Don’t be ridiculous. You do not pay a parent for raising you. That’s their obligation. This will not solve any of your issues. Get counselling and go NC.

OhRene · 31/05/2021 13:12

You don't pay tradespeople for a shit job, and if your mum thinks you've not turned out like she wants you to be, then it's on her. Her mothering was shit, obviously, right?.

Give her a one star review and fuck her off.

MikeWozniaksGloriousTache · 31/05/2021 13:12

The thing is, you could move heaven and earth fir her, give her all the money you had and it still wouldn’t be enough for people like your mum. You need to cut contact and invest the money in therapy. Flowers

BlackAmericanoNoSugar · 31/05/2021 13:13

Did she not read the terms and conditions properly? All the investment opportunities have an asterisk somewhere with small print attached. Something along the lines of *market conditions can go down as well as up.

If she had tended to her investment properly then she would now have the return on investment of a happy mother-daughter relationship, which is literally priceless. It's her own fault that she doesn't, not yours.

QioiioiioQ · 31/05/2021 13:15

Parents do not own their children, parents are conduits via which we enter into existence, you really are an arrow flying into a future that your mother can never ever access, that's what she's angry about, that you will get to outlive her and experience things that she will not experience

SusannahSophia · 31/05/2021 13:16

Is she expecting you to produce grandchildren for her?
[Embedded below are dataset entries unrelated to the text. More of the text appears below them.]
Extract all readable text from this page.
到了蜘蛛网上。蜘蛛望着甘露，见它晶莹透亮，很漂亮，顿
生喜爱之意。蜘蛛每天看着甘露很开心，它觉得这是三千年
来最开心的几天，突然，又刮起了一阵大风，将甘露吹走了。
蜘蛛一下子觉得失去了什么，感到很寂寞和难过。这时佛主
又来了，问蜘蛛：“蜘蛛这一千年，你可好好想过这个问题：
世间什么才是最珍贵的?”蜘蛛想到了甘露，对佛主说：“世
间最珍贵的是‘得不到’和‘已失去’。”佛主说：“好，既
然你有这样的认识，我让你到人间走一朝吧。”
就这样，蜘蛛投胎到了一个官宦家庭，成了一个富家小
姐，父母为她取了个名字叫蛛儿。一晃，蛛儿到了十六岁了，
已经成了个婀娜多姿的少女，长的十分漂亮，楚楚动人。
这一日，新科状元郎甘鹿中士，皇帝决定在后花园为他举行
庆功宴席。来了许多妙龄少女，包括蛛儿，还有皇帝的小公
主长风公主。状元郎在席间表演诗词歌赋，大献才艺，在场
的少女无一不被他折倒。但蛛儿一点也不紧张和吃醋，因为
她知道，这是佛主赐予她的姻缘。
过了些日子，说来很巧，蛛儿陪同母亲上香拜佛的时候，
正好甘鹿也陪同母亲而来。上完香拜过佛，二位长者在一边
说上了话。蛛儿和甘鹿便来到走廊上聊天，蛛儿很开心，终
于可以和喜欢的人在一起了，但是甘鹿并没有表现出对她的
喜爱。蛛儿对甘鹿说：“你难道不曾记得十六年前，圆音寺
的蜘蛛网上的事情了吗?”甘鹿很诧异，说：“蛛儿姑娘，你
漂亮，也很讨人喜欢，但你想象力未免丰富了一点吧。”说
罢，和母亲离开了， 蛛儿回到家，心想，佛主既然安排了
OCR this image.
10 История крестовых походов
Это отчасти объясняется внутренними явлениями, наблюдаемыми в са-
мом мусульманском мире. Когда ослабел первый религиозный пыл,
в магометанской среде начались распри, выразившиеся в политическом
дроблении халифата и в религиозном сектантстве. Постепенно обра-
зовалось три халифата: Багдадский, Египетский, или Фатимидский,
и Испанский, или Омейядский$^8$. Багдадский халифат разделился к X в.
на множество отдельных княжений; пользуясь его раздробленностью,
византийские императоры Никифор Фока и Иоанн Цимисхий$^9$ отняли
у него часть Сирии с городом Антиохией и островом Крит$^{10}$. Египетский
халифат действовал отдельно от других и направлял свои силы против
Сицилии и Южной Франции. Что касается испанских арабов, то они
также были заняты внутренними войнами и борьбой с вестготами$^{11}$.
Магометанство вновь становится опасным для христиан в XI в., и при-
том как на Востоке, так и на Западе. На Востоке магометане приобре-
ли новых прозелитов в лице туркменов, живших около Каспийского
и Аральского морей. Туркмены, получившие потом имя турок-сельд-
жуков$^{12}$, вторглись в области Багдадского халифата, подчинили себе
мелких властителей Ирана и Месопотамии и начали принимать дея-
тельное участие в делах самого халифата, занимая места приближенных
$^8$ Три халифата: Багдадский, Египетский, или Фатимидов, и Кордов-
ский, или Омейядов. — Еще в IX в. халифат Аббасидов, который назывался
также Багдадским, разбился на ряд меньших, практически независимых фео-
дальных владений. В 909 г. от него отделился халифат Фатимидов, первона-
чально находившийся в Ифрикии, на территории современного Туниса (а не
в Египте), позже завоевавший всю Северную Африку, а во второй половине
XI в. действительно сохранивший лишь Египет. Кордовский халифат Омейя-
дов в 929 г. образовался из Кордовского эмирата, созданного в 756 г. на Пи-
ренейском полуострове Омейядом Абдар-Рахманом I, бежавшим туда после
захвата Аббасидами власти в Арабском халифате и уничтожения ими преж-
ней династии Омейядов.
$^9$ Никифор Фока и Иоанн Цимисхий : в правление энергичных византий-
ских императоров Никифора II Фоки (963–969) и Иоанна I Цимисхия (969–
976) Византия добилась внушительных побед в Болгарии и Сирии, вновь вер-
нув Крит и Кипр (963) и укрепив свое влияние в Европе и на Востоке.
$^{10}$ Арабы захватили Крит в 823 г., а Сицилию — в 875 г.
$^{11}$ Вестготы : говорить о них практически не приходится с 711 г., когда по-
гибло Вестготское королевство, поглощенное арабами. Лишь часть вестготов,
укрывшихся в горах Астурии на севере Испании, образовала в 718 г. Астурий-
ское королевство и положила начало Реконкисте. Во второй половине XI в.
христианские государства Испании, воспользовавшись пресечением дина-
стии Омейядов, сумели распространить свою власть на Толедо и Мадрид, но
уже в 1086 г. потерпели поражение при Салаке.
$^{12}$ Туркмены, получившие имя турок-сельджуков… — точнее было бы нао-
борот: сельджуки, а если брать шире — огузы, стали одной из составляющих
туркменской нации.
And you have either chosen not to have children or it hasn’t happened?

You owe your mother nothing. If she had been a great mum, you might have felt some obligation to care for her in her old age. But she wasn’t, and should have no guilt.

Look after yourself. It’s not selfish to do so.

Subbaxeo · 31/05/2021 13:16

Surely this isn’t real. If it is, I would tell her she owes you for being a terrible mother over the years. Shocking.

Patapouf · 31/05/2021 13:17

Big fat zero pounds and zero pence. You didn't ask to be born for a start.

You need to reduce or cut contact with her.

gamerchick · 31/05/2021 13:18

@QioiioiioQ

Send her an official letter of dismissal she is no longer a parent. Not really....do not engage with her at all she doesn't deserve any of your time or energy
Better still get one sent from a solicitor. It would be worth the money.